Bild: Bleibt allgegenwärtig, selbst wenn er nicht anwesend ist: Der große Har…
Wie stellt ihr euch eure persönliche Hölle auf Erden vor, fragt die
Lehrerin? Sie sitzen im Kreis, auf Holzbänken, ein Dutzend Jugendliche im
Alter zwischen 14 und 16 Jahren. Fiona liest vor: "Alle denken, ich wäre
tot, aber ich bin noch unter ihnen und kann mich ihnen noch mitteilen. Doch
keiner hört mich."
Die Schüler des Ethik-Leistungskurses der Bielefelder Laborschule behandeln
gerade das Thema Strafe. Das scheint logisch. Zuvor haben sie das Thema
Missbrauch behandelt.
Im März hatte die Frankfurter Rundschau öffentlich gemacht, in welchem
Ausmaß der Schulleiter der reformpädagogischen Odenwaldschule, Gerold
Becker, in den 80er-Jahren Schüler fortlaufend sexuell missbrauchte - und
Übergriffe anderer Lehrer duldete.
"Interessiert Sie auch die Kritik an der Reformpädagogik nach den
Missbrauchsfällen", fragte die Schülerin Friederike die Besucherin zu
Beginn. Die Antwort ist einfach: Ja.
Die Bielefelder Laborschule in Nordrhein-Westfalen ist nicht irgendeine
Reformschule. Sie ist die reformpädagogische Vorzeigeschule der
Bundesrepublik. Ihr Gründer Hartmut von Hentig ist befreundet mit dem
bürgerlich-liberalen Spektrum der Bundesrepublik. In seiner Biografie
kommen Golo Mann, Marion Gräfin Dönhoff, Günter Grass und Richard von
Weizsäcker vor. Auch der Name Gerold Becker ist dabei - er ist Hentigs
langjähriger Freund. Sie wohnen zusammen in Berlin.
Die Schüler des Ethik-Leistungskurses kennen Hentig natürlich. "Total
nett", ist Dinas Eindruck von ihm. Sie hat im vergangenen Jahr einen
Aufsatz für ihn verfasst, er hat ihr seine Beurteilung gemailt. Der große
Hartmut von Hentig, der, selbst wenn er nicht anwesend ist, allgegenwärtig
bleibt an der Bielefelder Laborschule. Auch vor den Osterferien sollte er
wieder kommen, erzählen die Schüler. Doch er sagte ab.

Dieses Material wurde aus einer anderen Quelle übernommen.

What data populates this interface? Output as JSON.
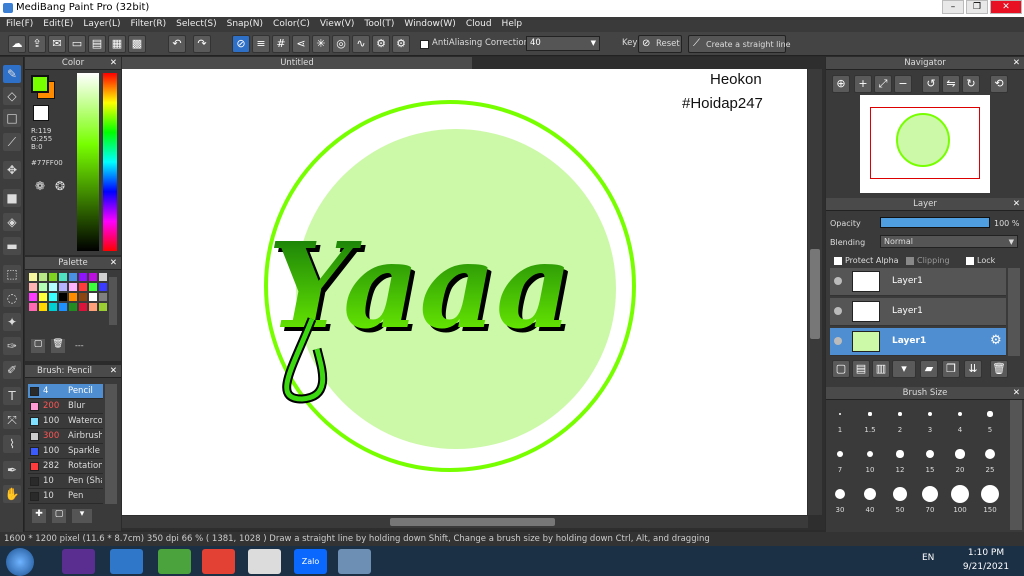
{
  "window": {
    "title": "MediBang Paint Pro (32bit)"
  },
  "menu": [
    "File(F)",
    "Edit(E)",
    "Layer(L)",
    "Filter(R)",
    "Select(S)",
    "Snap(N)",
    "Color(C)",
    "View(V)",
    "Tool(T)",
    "Window(W)",
    "Cloud",
    "Help"
  ],
  "toolbar": {
    "antialiasing_label": "AntiAliasing",
    "correction_label": "Correction",
    "correction_value": "40",
    "key_label": "Key",
    "reset_label": "Reset",
    "straight_line_label": "Create a straight line"
  },
  "color_panel": {
    "title": "Color",
    "r": "R:119",
    "g": "G:255",
    "b": "B:0",
    "hex": "#77FF00",
    "primary": "#77FF00",
    "secondary": "#FF8C00"
  },
  "palette_panel": {
    "title": "Palette",
    "colors": [
      "#f8f8a0",
      "#b8e986",
      "#7ed321",
      "#50e3c2",
      "#4a90e2",
      "#9013fe",
      "#bd10e0",
      "#d0d0d0",
      "#ffb3b3",
      "#b3ffb3",
      "#b3ffff",
      "#b3b3ff",
      "#ffb3ff",
      "#ff3b3b",
      "#3bff3b",
      "#3b3bff",
      "#ff3bff",
      "#ffff3b",
      "#3bffff",
      "#000000",
      "#ff8c00",
      "#8b4513",
      "#ffffff",
      "#7f7f7f",
      "#ff69b4",
      "#ffd700",
      "#00ced1",
      "#1e90ff",
      "#228b22",
      "#dc143c",
      "#ffa07a",
      "#9acd32"
    ],
    "footer": "---"
  },
  "brush_panel": {
    "title": "Brush: Pencil",
    "items": [
      {
        "size": "4",
        "name": "Pencil",
        "color": "#2a2a2a"
      },
      {
        "size": "200",
        "name": "Blur",
        "color": "#ff9ad5"
      },
      {
        "size": "100",
        "name": "Watercolor",
        "color": "#7fe0ff"
      },
      {
        "size": "300",
        "name": "Airbrush",
        "color": "#cccccc"
      },
      {
        "size": "100",
        "name": "Sparkle Brush",
        "color": "#3b5bff"
      },
      {
        "size": "282",
        "name": "Rotation",
        "color": "#ff3b3b"
      },
      {
        "size": "10",
        "name": "Pen (Sharp)",
        "color": "#2a2a2a"
      },
      {
        "size": "10",
        "name": "Pen",
        "color": "#2a2a2a"
      }
    ]
  },
  "canvas": {
    "doc_tab": "Untitled",
    "watermark_line1": "Heokon",
    "watermark_line2": "#Hoidap247",
    "artwork_text": "Yaaa",
    "ring_color": "#77FF00",
    "fill_color": "#CCF9A8"
  },
  "navigator": {
    "title": "Navigator"
  },
  "layer_panel": {
    "title": "Layer",
    "opacity_label": "Opacity",
    "opacity_value": "100 %",
    "opacity_fraction": 1.0,
    "blending_label": "Blending",
    "blending_value": "Normal",
    "protect_alpha": "Protect Alpha",
    "clipping": "Clipping",
    "lock": "Lock",
    "layers": [
      {
        "name": "Layer1",
        "selected": false
      },
      {
        "name": "Layer1",
        "selected": false
      },
      {
        "name": "Layer1",
        "selected": true
      }
    ]
  },
  "brush_size_panel": {
    "title": "Brush Size",
    "sizes": [
      "1",
      "1.5",
      "2",
      "3",
      "4",
      "5",
      "7",
      "10",
      "12",
      "15",
      "20",
      "25",
      "30",
      "40",
      "50",
      "70",
      "100",
      "150"
    ]
  },
  "status": {
    "text": "1600 * 1200 pixel   (11.6 * 8.7cm)   350 dpi   66 %   ( 1381, 1028 )   Draw a straight line by holding down Shift, Change a brush size by holding down Ctrl, Alt, and dragging"
  },
  "taskbar": {
    "lang": "EN",
    "time": "1:10 PM",
    "date": "9/21/2021",
    "apps": [
      "visual-studio-icon",
      "internet-explorer-icon",
      "coc-coc-browser-icon",
      "chrome-icon",
      "google-photos-icon",
      "zalo-icon",
      "paint-palette-icon"
    ],
    "zalo_label": "Zalo"
  }
}
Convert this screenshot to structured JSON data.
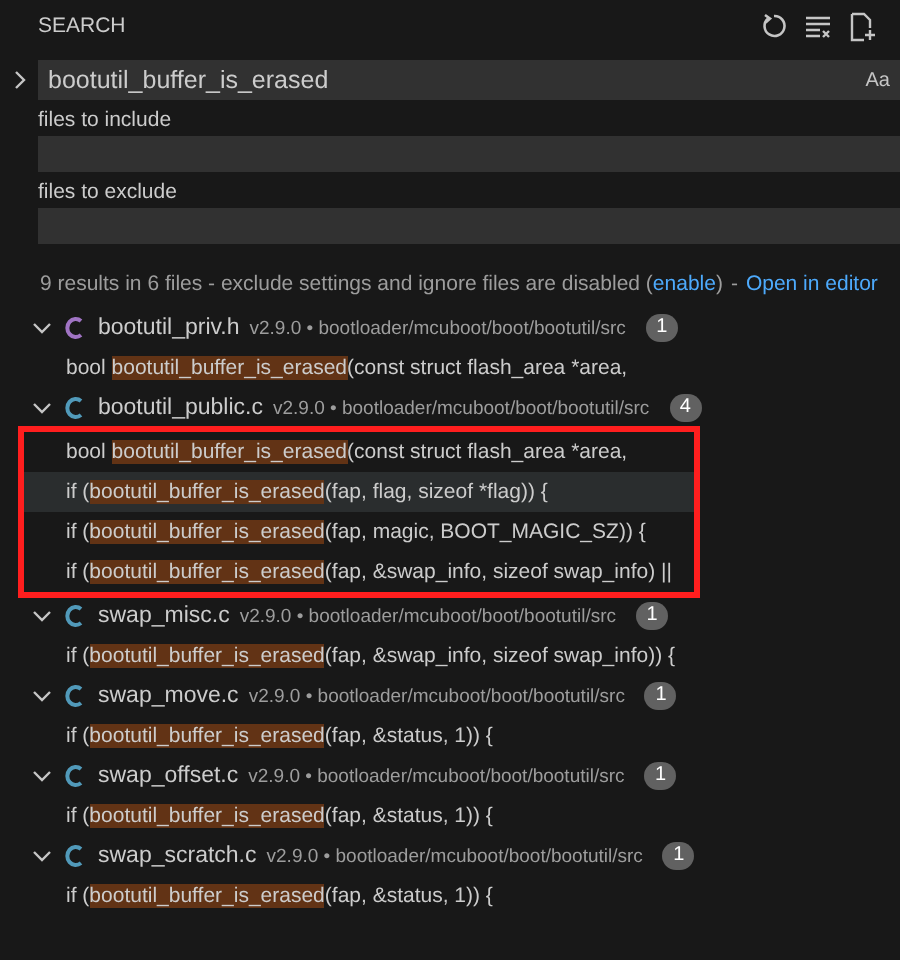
{
  "panel": {
    "title": "SEARCH"
  },
  "search": {
    "value": "bootutil_buffer_is_erased",
    "toggle": "Aa"
  },
  "include": {
    "label": "files to include"
  },
  "exclude": {
    "label": "files to exclude"
  },
  "summary": {
    "text": "9 results in 6 files - exclude settings and ignore files are disabled (",
    "link": "enable",
    "close": ")",
    "separator": "-",
    "open_link": "Open in editor"
  },
  "files": [
    {
      "name": "bootutil_priv.h",
      "path": "v2.9.0 • bootloader/mcuboot/boot/bootutil/src",
      "count": "1",
      "color": "#a074c4",
      "expanded": true,
      "framed": false,
      "matches": [
        {
          "before": "bool ",
          "match": "bootutil_buffer_is_erased",
          "after": "(const struct flash_area *area,",
          "selected": false
        }
      ]
    },
    {
      "name": "bootutil_public.c",
      "path": "v2.9.0 • bootloader/mcuboot/boot/bootutil/src",
      "count": "4",
      "color": "#519aba",
      "expanded": true,
      "framed": true,
      "matches": [
        {
          "before": "bool ",
          "match": "bootutil_buffer_is_erased",
          "after": "(const struct flash_area *area,",
          "selected": false
        },
        {
          "before": "if (",
          "match": "bootutil_buffer_is_erased",
          "after": "(fap, flag, sizeof *flag)) {",
          "selected": true
        },
        {
          "before": "if (",
          "match": "bootutil_buffer_is_erased",
          "after": "(fap, magic, BOOT_MAGIC_SZ)) {",
          "selected": false
        },
        {
          "before": "if (",
          "match": "bootutil_buffer_is_erased",
          "after": "(fap, &swap_info, sizeof swap_info) ||",
          "selected": false
        }
      ]
    },
    {
      "name": "swap_misc.c",
      "path": "v2.9.0 • bootloader/mcuboot/boot/bootutil/src",
      "count": "1",
      "color": "#519aba",
      "expanded": true,
      "framed": false,
      "matches": [
        {
          "before": "if (",
          "match": "bootutil_buffer_is_erased",
          "after": "(fap, &swap_info, sizeof swap_info)) {",
          "selected": false
        }
      ]
    },
    {
      "name": "swap_move.c",
      "path": "v2.9.0 • bootloader/mcuboot/boot/bootutil/src",
      "count": "1",
      "color": "#519aba",
      "expanded": true,
      "framed": false,
      "matches": [
        {
          "before": "if (",
          "match": "bootutil_buffer_is_erased",
          "after": "(fap, &status, 1)) {",
          "selected": false
        }
      ]
    },
    {
      "name": "swap_offset.c",
      "path": "v2.9.0 • bootloader/mcuboot/boot/bootutil/src",
      "count": "1",
      "color": "#519aba",
      "expanded": true,
      "framed": false,
      "matches": [
        {
          "before": "if (",
          "match": "bootutil_buffer_is_erased",
          "after": "(fap, &status, 1)) {",
          "selected": false
        }
      ]
    },
    {
      "name": "swap_scratch.c",
      "path": "v2.9.0 • bootloader/mcuboot/boot/bootutil/src",
      "count": "1",
      "color": "#519aba",
      "expanded": true,
      "framed": false,
      "matches": [
        {
          "before": "if (",
          "match": "bootutil_buffer_is_erased",
          "after": "(fap, &status, 1)) {",
          "selected": false
        }
      ]
    }
  ]
}
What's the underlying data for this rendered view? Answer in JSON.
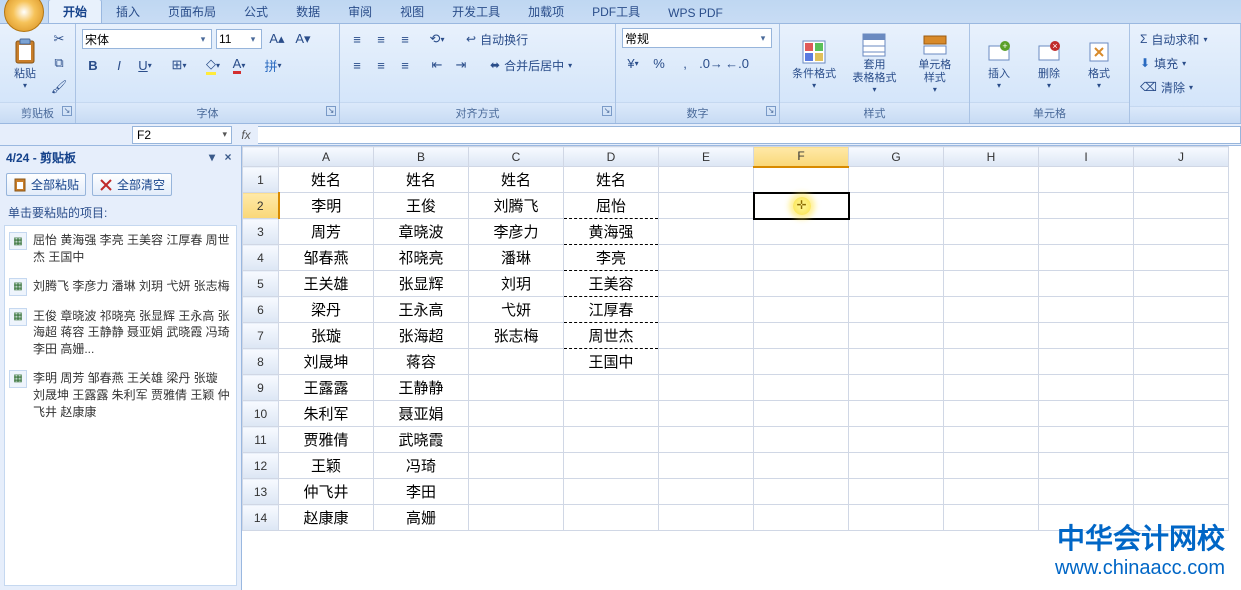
{
  "tabs": {
    "items": [
      "开始",
      "插入",
      "页面布局",
      "公式",
      "数据",
      "审阅",
      "视图",
      "开发工具",
      "加载项",
      "PDF工具",
      "WPS PDF"
    ],
    "active": 0
  },
  "ribbon": {
    "clipboard": {
      "title": "剪贴板",
      "paste": "粘贴"
    },
    "font": {
      "title": "字体",
      "name": "宋体",
      "size": "11"
    },
    "align": {
      "title": "对齐方式",
      "wrap": "自动换行",
      "merge": "合并后居中"
    },
    "number": {
      "title": "数字",
      "format": "常规"
    },
    "styles": {
      "title": "样式",
      "cond": "条件格式",
      "table": "套用\n表格格式",
      "cell": "单元格\n样式"
    },
    "cells": {
      "title": "单元格",
      "insert": "插入",
      "delete": "删除",
      "format": "格式"
    },
    "editing": {
      "sum": "自动求和",
      "fill": "填充",
      "clear": "清除"
    }
  },
  "formula_bar": {
    "cell_ref": "F2",
    "formula": ""
  },
  "clipboard_pane": {
    "title": "4/24 - 剪贴板",
    "paste_all": "全部粘贴",
    "clear_all": "全部清空",
    "hint": "单击要粘贴的项目:",
    "items": [
      "屈怡 黄海强 李亮 王美容 江厚春 周世杰 王国中",
      "刘腾飞 李彦力 潘琳 刘玥 弋妍 张志梅",
      "王俊 章晓波 祁晓亮 张显辉 王永高 张海超 蒋容 王静静 聂亚娟 武晓霞 冯琦 李田 高姗...",
      "李明 周芳 邹春燕 王关雄 梁丹 张璇 刘晟坤 王露露 朱利军 贾雅倩 王颖 仲飞井 赵康康"
    ]
  },
  "chart_data": {
    "type": "table",
    "columns": [
      "A",
      "B",
      "C",
      "D",
      "E",
      "F",
      "G",
      "H",
      "I",
      "J"
    ],
    "headers_row": [
      "姓名",
      "姓名",
      "姓名",
      "姓名"
    ],
    "rows": [
      [
        "李明",
        "王俊",
        "刘腾飞",
        "屈怡"
      ],
      [
        "周芳",
        "章晓波",
        "李彦力",
        "黄海强"
      ],
      [
        "邹春燕",
        "祁晓亮",
        "潘琳",
        "李亮"
      ],
      [
        "王关雄",
        "张显辉",
        "刘玥",
        "王美容"
      ],
      [
        "梁丹",
        "王永高",
        "弋妍",
        "江厚春"
      ],
      [
        "张璇",
        "张海超",
        "张志梅",
        "周世杰"
      ],
      [
        "刘晟坤",
        "蒋容",
        "",
        "王国中"
      ],
      [
        "王露露",
        "王静静",
        "",
        ""
      ],
      [
        "朱利军",
        "聂亚娟",
        "",
        ""
      ],
      [
        "贾雅倩",
        "武晓霞",
        "",
        ""
      ],
      [
        "王颖",
        "冯琦",
        "",
        ""
      ],
      [
        "仲飞井",
        "李田",
        "",
        ""
      ],
      [
        "赵康康",
        "高姗",
        "",
        ""
      ]
    ],
    "row_numbers": [
      1,
      2,
      3,
      4,
      5,
      6,
      7,
      8,
      9,
      10,
      11,
      12,
      13,
      14
    ],
    "selected_cell": "F2",
    "marching_ants_range": "D2:D8"
  },
  "watermark": {
    "line1": "中华会计网校",
    "line2": "www.chinaacc.com"
  }
}
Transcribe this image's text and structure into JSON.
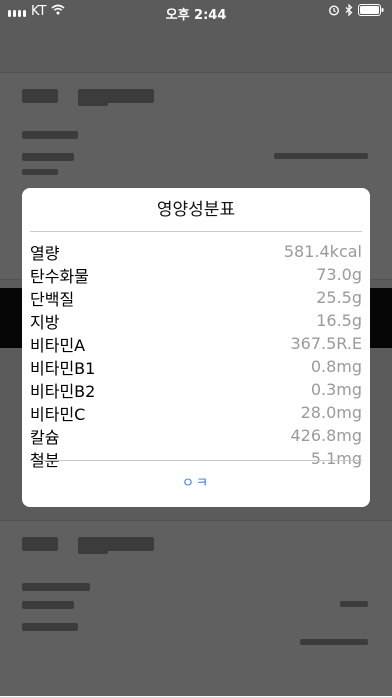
{
  "status_bar": {
    "carrier": "KT",
    "time": "오후 2:44",
    "icons": [
      "signal-icon",
      "wifi-icon",
      "alarm-icon",
      "bluetooth-icon",
      "battery-icon"
    ]
  },
  "dialog": {
    "title": "영양성분표",
    "ok_label": "ㅇㅋ",
    "nutrients": [
      {
        "name": "열량",
        "value": "581.4kcal"
      },
      {
        "name": "탄수화물",
        "value": "73.0g"
      },
      {
        "name": "단백질",
        "value": "25.5g"
      },
      {
        "name": "지방",
        "value": "16.5g"
      },
      {
        "name": "비타민A",
        "value": "367.5R.E"
      },
      {
        "name": "비타민B1",
        "value": "0.8mg"
      },
      {
        "name": "비타민B2",
        "value": "0.3mg"
      },
      {
        "name": "비타민C",
        "value": "28.0mg"
      },
      {
        "name": "칼슘",
        "value": "426.8mg"
      },
      {
        "name": "철분",
        "value": "5.1mg"
      }
    ]
  },
  "colors": {
    "accent": "#2a7ae2",
    "value_text": "#9a9a9a",
    "overlay": "rgba(0,0,0,0.62)"
  }
}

Nachdem sie zusammen über Selbstentfremdung und persönliche Abgründe
diskutiert haben, lesen die Schüler des Ethikkurses über die Geschichte der
Strafe. Im Feld kehrt Ruhe ein. Felder, das sind, ins Regelschuldeutsch
übersetzt, die Klassenräume.
So in etwa hatte sich Hentig seine Schule vorgestellt, als er 1968 als
Professor an die erziehungswissenschaftliche Fakultät der Universität
Bielefeld gerufen wurde. Eine Schule, die "Kinder stärkt und Sachen klärt",
eine Schule, die Lebensraum ist und demokratische Gemeinschaft im Kleinen.
Ohne Noten, ohne direkte Leistungsvergleiche, ohne Sitzenbleiben.
Hentig glaubt nicht, dass Becker die Missetaten, die ihm zur Last gelegt
werden, begangen hat. Das ist ihm zum Verhängnis geworden. Die Süddeutsche
Zeitung beschreibt ihn als gebrochenen alten Mann: "Er leugnet, verdrängt
und bagatellisiert."
Mit der Kritik an Hentik ist auch die Reformpädagogik in Misskredit
geraten. "Die Ideologie der Schule als Gemeinschaft neigt dazu, sie in
etwas zu verzaubern, was im Extrem unmenschlich ist", schrieb Jürgen Kaube
in der FAZ. Der Präsident des Deutschen Lehrerverbandes, Josef Kraus,
forderte einen "aufgeklärten Skeptizismus gegen die Romantik einer
gutpädagogischen Ersatzreligion zu setzen".
Wer auf eine autoritäre Beziehung zwischen Lehrern und Schülern steht,
sieht sich an der Bielefelder Laborschule umgehend in allen Vorurteilen
bestätigt: Statt ihre Lehrer zu siezen, duzen die Schüler sie - und
berichten, dass ihnen besonders das vertrauensvolle Verhältnis zwischen
Lehrern und Schülern gefällt.
Hentig hatte von Lehrern und Lehrerinnen "pädagogischen Eros" gefordert.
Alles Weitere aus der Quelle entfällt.